How Providence actually works in the lives of people is a theme running through Centurion's Daughter. The main character, Aemilia, is at times dimly aware of a sense of direction in her life; a realisation that a series of odd coincidences are not just chance, but a fortuitous combination of events that nudge her in a certain direction. It is only when she begins to try and carve out a path for herself that she loses this awareness and things start unravelling for her. But she always comes back to what Malcolm Muggeridge calls the Golden String, which eventually leads her to a destiny she did not expect.

I give you the end of a Golden String,
Only wind it into a ball,
It will lead you in at Heaven’s Gate
Built in Jerusalem’s Wall.
                                    

Muggeridge was quoting from William Blake in his autobiographical Chronicles of Wasted Time, a work which I read years ago and never forgot. It became a central theme of the novel: what is Aemilia's place and what is she supposed to be doing with her life? At the beginning of the book she hardly knows - she is completely preoccupied merely with her survival, looking for a father she had never met in order to escape a master who wants to force himself on her. It is only when she finds her feet in her new settings and gradually begins to think for herself that the big question raises itself. She is half Frank, half Roman, and does not know in which world she belongs, being drawn in different ways to them both. How she resolves this dilemma and finds her true calling in the dangerous tangle of human affairs takes up the rest of the book.

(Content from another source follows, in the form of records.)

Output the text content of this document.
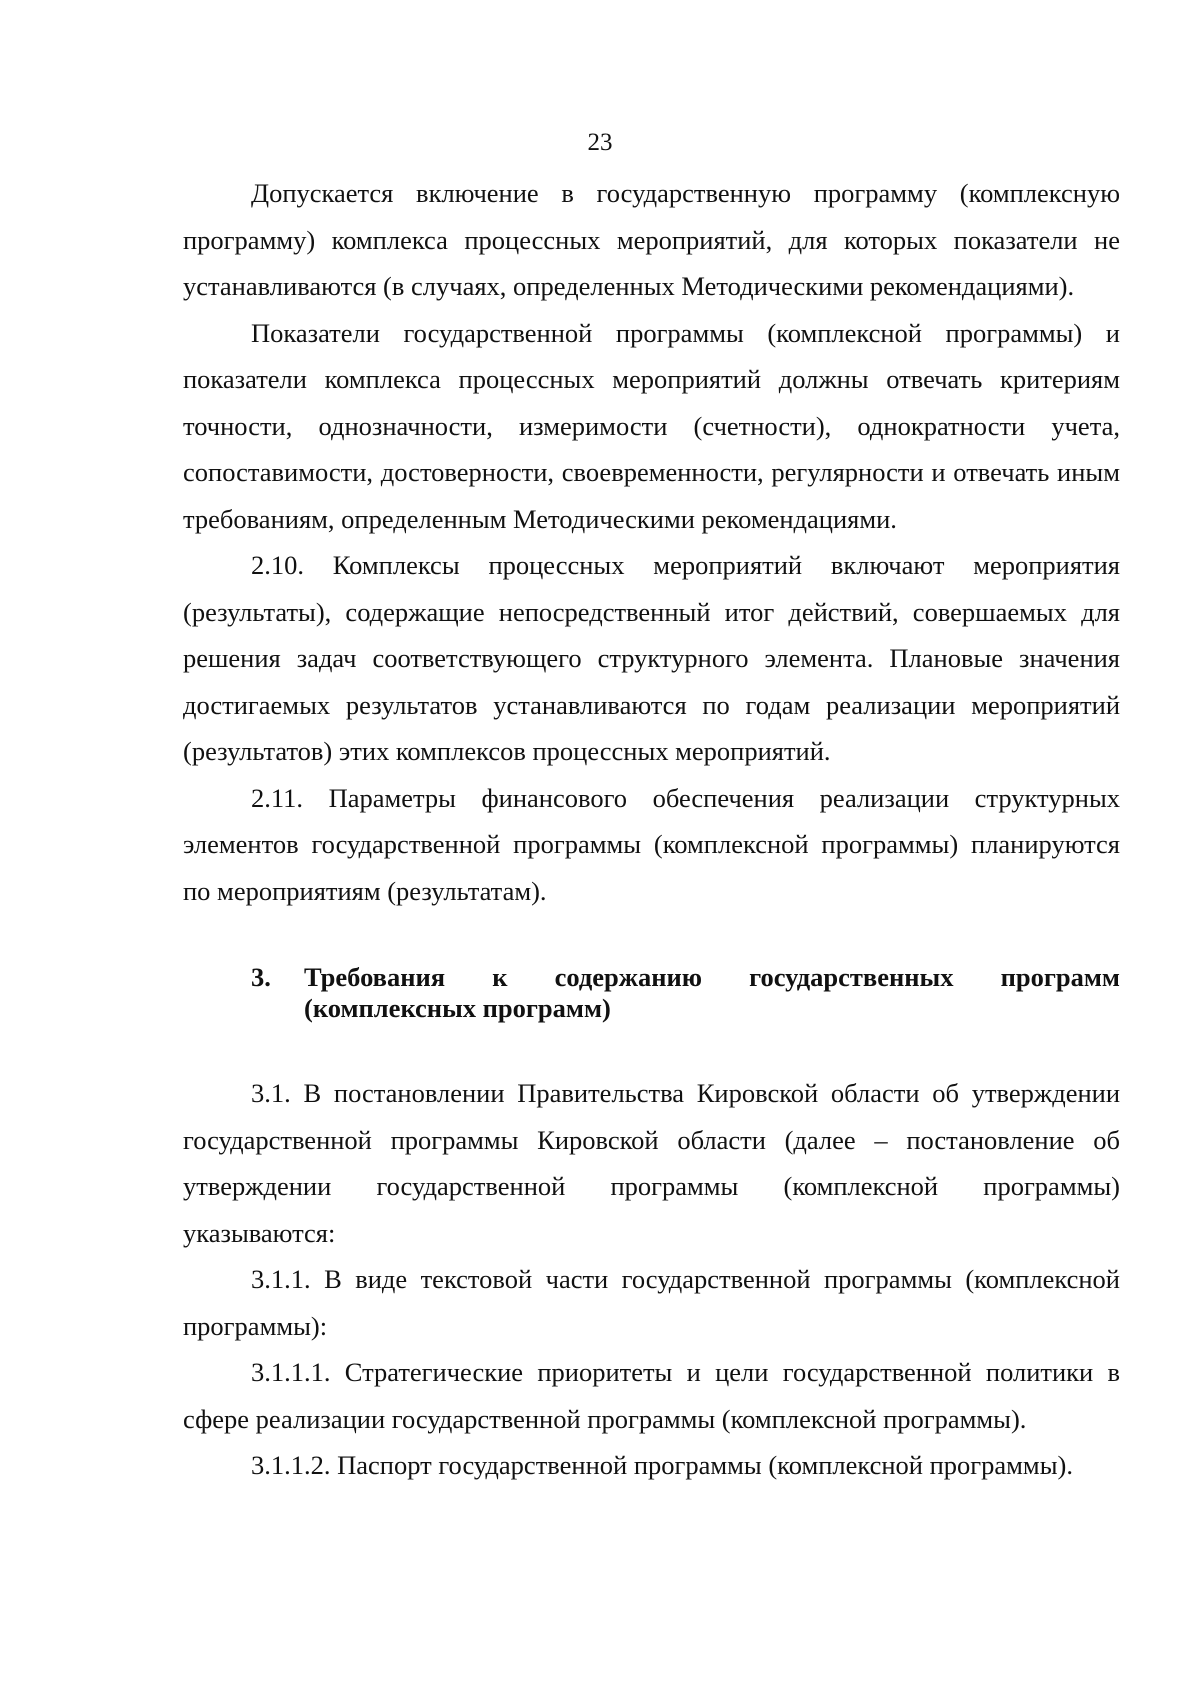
23

Допускается включение в государственную программу (комплексную программу) комплекса процессных мероприятий, для которых показатели не устанавливаются (в случаях, определенных Методическими рекомендациями).

Показатели государственной программы (комплексной программы) и показатели комплекса процессных мероприятий должны отвечать критериям точности, однозначности, измеримости (счетности), однократности учета, сопоставимости, достоверности, своевременности, регулярности и отвечать иным требованиям, определенным Методическими рекомендациями.

2.10. Комплексы процессных мероприятий включают мероприятия (результаты), содержащие непосредственный итог действий, совершаемых для решения задач соответствующего структурного элемента. Плановые значения достигаемых результатов устанавливаются по годам реализации мероприятий (результатов) этих комплексов процессных мероприятий.

2.11. Параметры финансового обеспечения реализации структурных элементов государственной программы (комплексной программы) планируются по мероприятиям (результатам).

3.	Требования к содержанию государственных программ (комплексных программ)

3.1. В постановлении Правительства Кировской области об утверждении государственной программы Кировской области (далее – постановление об утверждении государственной программы (комплексной программы) указываются:

3.1.1. В виде текстовой части государственной программы (комплексной программы):

3.1.1.1. Стратегические приоритеты и цели государственной политики в сфере реализации государственной программы (комплексной программы).

3.1.1.2. Паспорт государственной программы (комплексной программы).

The point which interests me here was showing how gently, almost imperceptibly, God steers us in the course of our lives without ever revealing himself. For me God is a tightrope walker par excellence. The most precious gift he has given us, and the one he respects the most, is our free will. We have a span of eighty odd years to decide whether we will, consciously or unconsciously, side with God or against him. With a very few exceptions, God does nothing that ever forces free will to a decision. There is enough evidence lying around to conclude that there is a God, but the evidence is not of a kind to oblige our acceptance. We are able, as long as we live in this world, to disregard God completely, even to the point of rejecting his existence.

For Aemilia, the hints of what God wants for her come, firstly, in the form of  enlightening thoughts, answers that seems to emerge out of nowhere for problems she cannot resolve by her own thinking; secondly, in the odd course of events. She is protected from a fatal suspicion by Syagrius who uncharacteristically does not see the obvious. She is brought by circumstance time and again to meet the man she will ultimately marry, the right man for her. It needs her co-operation, but eventually things fall into place, a little too neatly to write off as mere chance.

Does this correspond to real life? I think it does. One can either find the Golden String or try to manufacture something to replace it. The substitute must ultimately fall apart in one's hands. It's not golden, and gold lasts.